We did get used to being on the ship, in the end. A funny thing happened to the way people felt about it. At first, everyone had hated it, grumbled all the time about tiny cubicles, about no exercise, about nothing to do. They had quarreled a lot. Grownup quarreling isn't very nice. We were luckier than most families; we didn't seem to quarrel, though we got very cross and scratchy about things, just like other people. But time went by, and people settled down to playing games, and sleeping, and talking a little, and got used to it, and so when at last everyone had had four birthdays on the ship, and the journey had been going on for what seemed like forever and ever, and the Guide told us all there were only months to go now, people were worried instead of glad.
“We shall be lucky if we can walk more than three steps, we're so flabby,” said Father, and people began to do pushups in their cabins, and line up for a turn on the cycle machine for exercising legs.
Joe began to ask a lot of questions.

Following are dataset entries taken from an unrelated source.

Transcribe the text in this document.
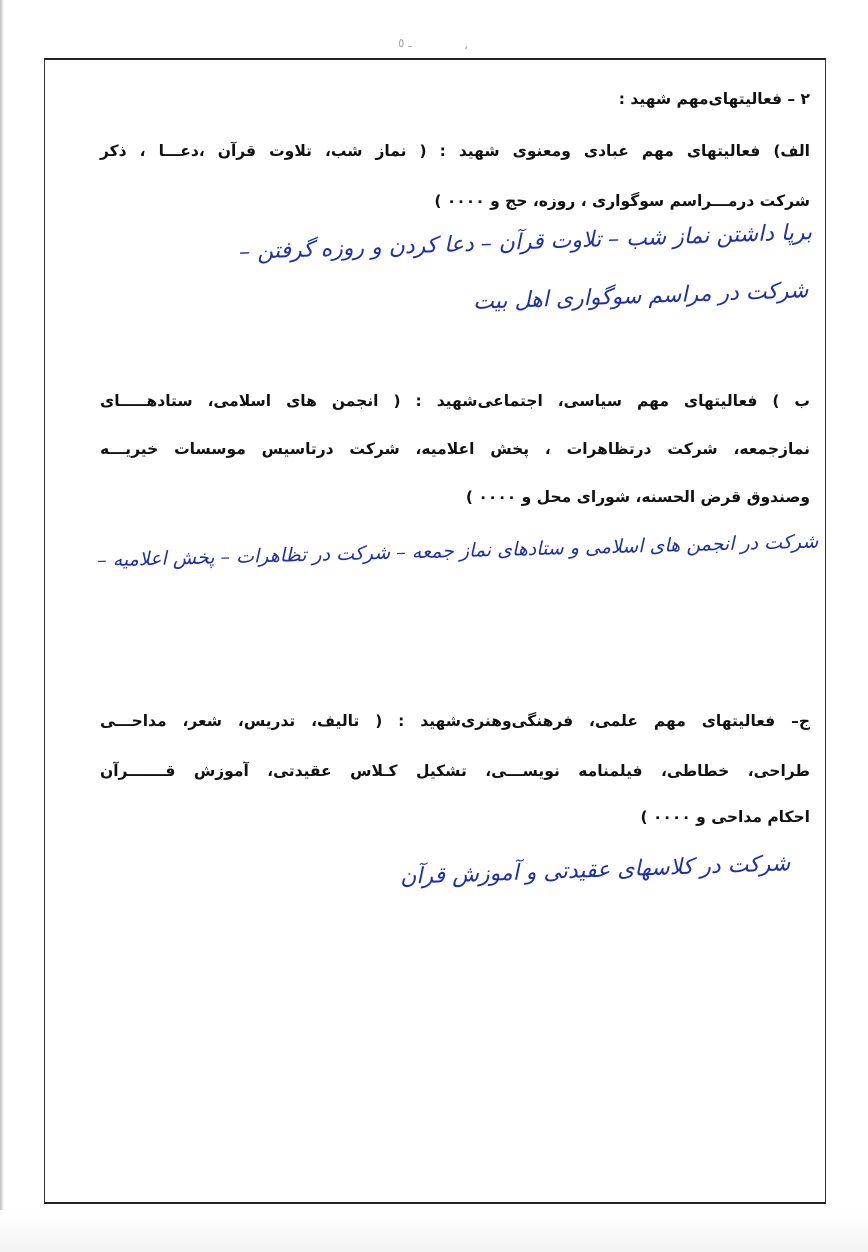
ـ ٥	،
۲ – فعالیتهای‌مهم شهید :
الف) فعالیتهای مهم عبادی ومعنوی شهید : ( نماز شب، تلاوت قرآن ،دعـــا ، ذکر
شرکت درمـــراسم سوگواری ، روزه، حج و ۰۰۰۰ )
برپا داشتن نماز شب – تلاوت قرآن – دعا کردن و روزه گرفتن –
شرکت در مراسم سوگواری اهل بیت
ب ) فعالیتهای مهم سیاسی، اجتماعی‌شهید : ( انجمن های اسلامی، ستادهـــــای
نمازجمعه، شرکت درتظاهرات ، پخش اعلامیه، شرکت درتاسیس موسسات خیریـــه
وصندوق قرض الحسنه، شورای محل و ۰۰۰۰ )
شرکت در انجمن های اسلامی و ستادهای نماز جمعه – شرکت در تظاهرات – پخش اعلامیه –
ج– فعالیتهای مهم علمی، فرهنگی‌وهنری‌شهید : ( تالیف، تدریس، شعر، مداحـــی
طراحی، خطاطی، فیلمنامه نویســـی، تشکیل کـلاس عقیدتی، آموزش قـــــــرآن
احکام مداحی و ۰۰۰۰ )
شرکت در کلاسهای عقیدتی و آموزش قرآن
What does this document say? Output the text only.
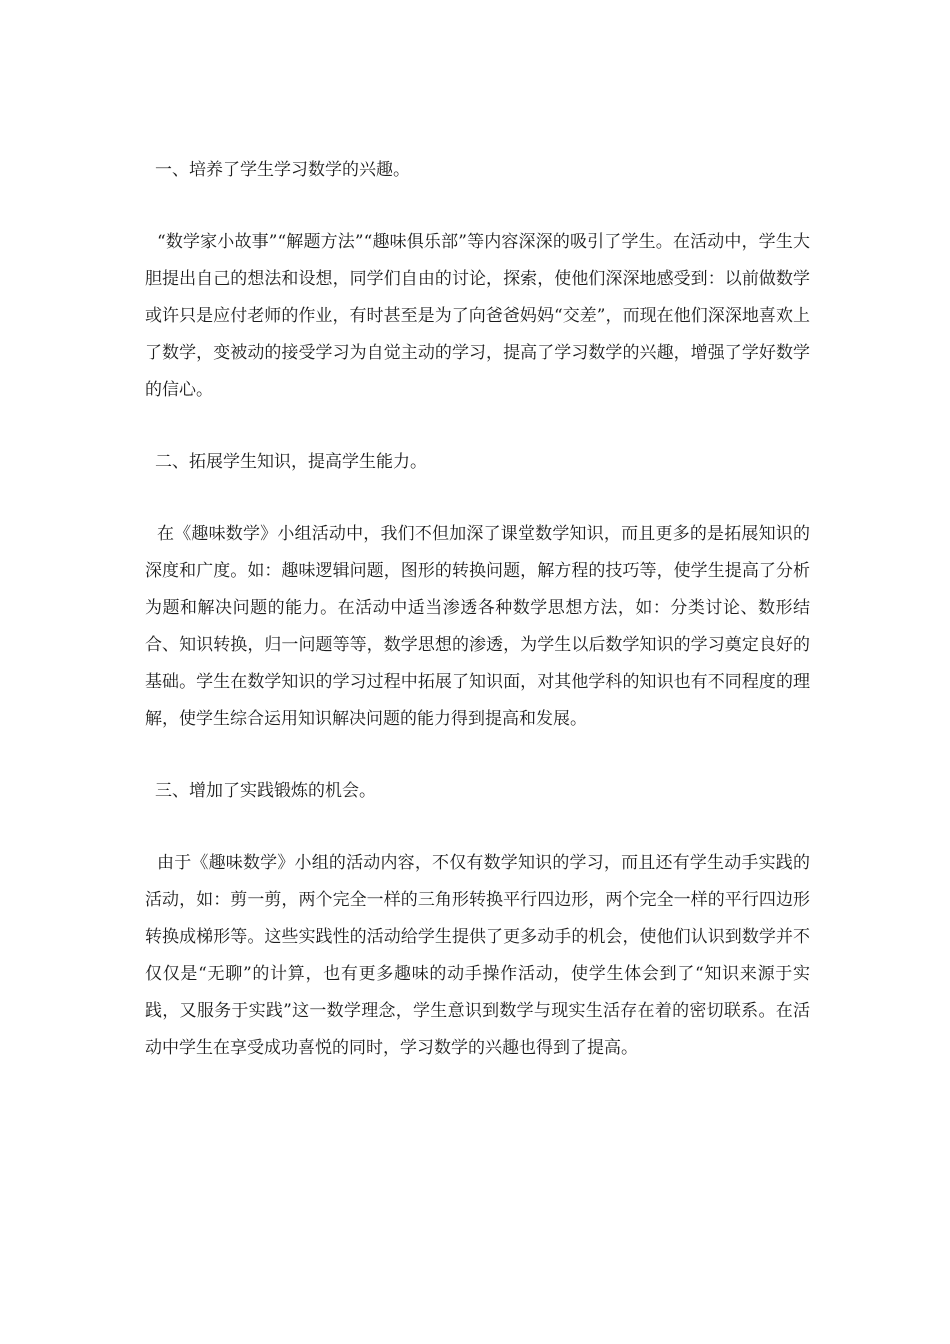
一、培养了学生学习数学的兴趣。

“数学家小故事”“解题方法”“趣味俱乐部”等内容深深的吸引了学生。在活动中，学生大胆提出自己的想法和设想，同学们自由的讨论，探索，使他们深深地感受到：以前做数学或许只是应付老师的作业，有时甚至是为了向爸爸妈妈“交差”，而现在他们深深地喜欢上了数学，变被动的接受学习为自觉主动的学习，提高了学习数学的兴趣，增强了学好数学的信心。

二、拓展学生知识，提高学生能力。

在《趣味数学》小组活动中，我们不但加深了课堂数学知识，而且更多的是拓展知识的深度和广度。如：趣味逻辑问题，图形的转换问题，解方程的技巧等，使学生提高了分析为题和解决问题的能力。在活动中适当渗透各种数学思想方法，如：分类讨论、数形结合、知识转换，归一问题等等，数学思想的渗透，为学生以后数学知识的学习奠定良好的基础。学生在数学知识的学习过程中拓展了知识面，对其他学科的知识也有不同程度的理解，使学生综合运用知识解决问题的能力得到提高和发展。

三、增加了实践锻炼的机会。

由于《趣味数学》小组的活动内容，不仅有数学知识的学习，而且还有学生动手实践的活动，如：剪一剪，两个完全一样的三角形转换平行四边形，两个完全一样的平行四边形转换成梯形等。这些实践性的活动给学生提供了更多动手的机会，使他们认识到数学并不仅仅是“无聊”的计算，也有更多趣味的动手操作活动，使学生体会到了“知识来源于实践，又服务于实践”这一数学理念，学生意识到数学与现实生活存在着的密切联系。在活动中学生在享受成功喜悦的同时，学习数学的兴趣也得到了提高。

He didn't like the answers he got and he talked to Pattie and Sarah about it after lights-out in sleeping times. “They just don't know what this place is going to be like,” he told them. “They
think
it should support life; they know there is plant growth on it, and they suppose that means we could grow wheat. But there may be wild animals, or any kind of monster people on it already, they don't know.”
“Couldn't there possibly be wild ponies, Joe?” said Sarah.
“No, sis, I don't think so,” said Joe, very kindly. “And if this place isn't any good, we can't go anywhere else. The fuel won't last. All they've got for us if it isn't any good are pills.”
“I don't want to take pills,” said Pattie.
“We'll have to, if all the others are taking them,” Sarah told her. “We couldn't be left alone.”
“I think we ought to be allowed a choose,” said Pattie.
“Oh, Pattie!” said Joe, grinning at her from his bunk. “You're a fine one to talk about choosing! What good is your choosing, you goose!”